9Dans son ouvrage La sagesse des foules, James Surowiecki pose le même postulat, selon lequel l’appréhension d’une situation et la résolution d’un problème afférant par un ensemble de personnes, sont plus efficaces que s’ils étaient traités par un individu isolé. Surowiecki distingue trois éléments essentiels pour le succès porté par l’intelligence de la foule : la diversité favorisant le recours à des personnes de différents milieux avec des idées originales; l’indépendance permettant la libre expression d’avis divers et un jugement autonome et sans influence, même des pairs ; la décentralisation opérant une collecte de ces différents jugements sans intervention d’une autorité supérieure (Surowiecki, 2008).

10La sagesse collective peut être comprise comme quelque chose de différent de la sagesse individuelle médiatisée au sens large et, en effet, comme une propriété émergente et systémique qui peut être répartie entre les membres d’un groupe et leur environnement institutionnel, leur culture, leur patrimoine historique, ainsi que leurs technologies de communication, leurs médias et leurs systèmes d’information (Landemore, 2012).

11C’est cet aspect particulier du rôle des tic (technologies de l’information et de la communication) dans l’expression de la sagesse des foules, qui a été mis en valeur par Howard Rheingold. Dans son ouvrage Smart mobs (2003) traduit en français en Foules intelligentes (2005), Rheingold s’explique sur cette notion. Par « foule intelligente », il désigne tout groupe qui agit collectivement à l’aide de moyens de communication mobiles (téléphones, assistants) et d’Internet. La convergence de ces technologies mobiles permet de coordonner des actions en temps réel et cela entraîne d’importantes conséquences sociales, économiques et politiques. L’avènement de ce que l’on a appelé le « Printemps arabe » en Tunisie est en grande partie dû à cette circulation d’information instantanée qui a profité à l’expression de ce mouvement de démocratie populaire.

  • 2 Chantal Dussuel, 2003, « Une “foule intelligente” n’agit pas nécessairement judicieusement [Howard (...)
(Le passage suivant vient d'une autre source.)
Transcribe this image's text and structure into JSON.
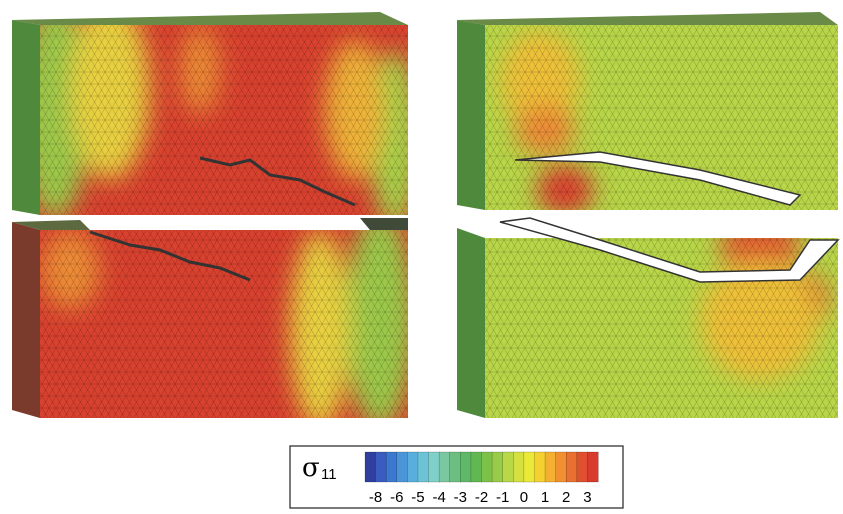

12Cependant, une « foule intelligente » n’est pas nécessairement une foule qui agit judicieusement, car l’immédiateté de la transmission informationnelle favorisée par l’usage des objets « nomades » a son revers de médaille : l’instantanéité de la transmission de l’information peut engendrer des actions spontanées, irréfléchies et parfois lourdes de conséquence2. L’utilisation des communications mobiles et d’Internet peuvent malheureusement servir à coordonner les activités de groupes organisés à intention destructrice, favorisant ainsi le désordre et la terreur. Nous sommes alors non plus dans l’« intelligence » ou la « sagesse » de la foule, mais bien dans les aspects les plus sombres de la folie humaine.

  • 3 Originalement publié dans l’Année sociologique 1923-1924.

13Au regard des avancées culturelles et sociétales générées par l’extension de l’usage des tic, le bilan apparait toutefois globalement positif. Les formes évolutives et mouvantes de l’intelligence collective (Lévy, 1994), s’inspirent largement des idées fondatrices de Marcel Mauss (1923)3 concernant le don. Les phénomènes de don, de contribution, de co-création prennent les visages multiples des échanges d’information et de connaissance via les technologies numériques.

14Les tic et le web 2.0 font partie intégrante de nos pratiques et favorisent la « contribution » (Stiegler, 2009) des publics qui semblent enfin s’être départis de leur sempiternel rôle de récepteurs passifs. Ainsi, quel que soit le nom qu’on lui donne – intelligence collective ou sagesse de foules –, ce concept est largement répandu dans notre quotidien ; désormais, il fait aussi partie intégrante des stratégies entrepreneuriales.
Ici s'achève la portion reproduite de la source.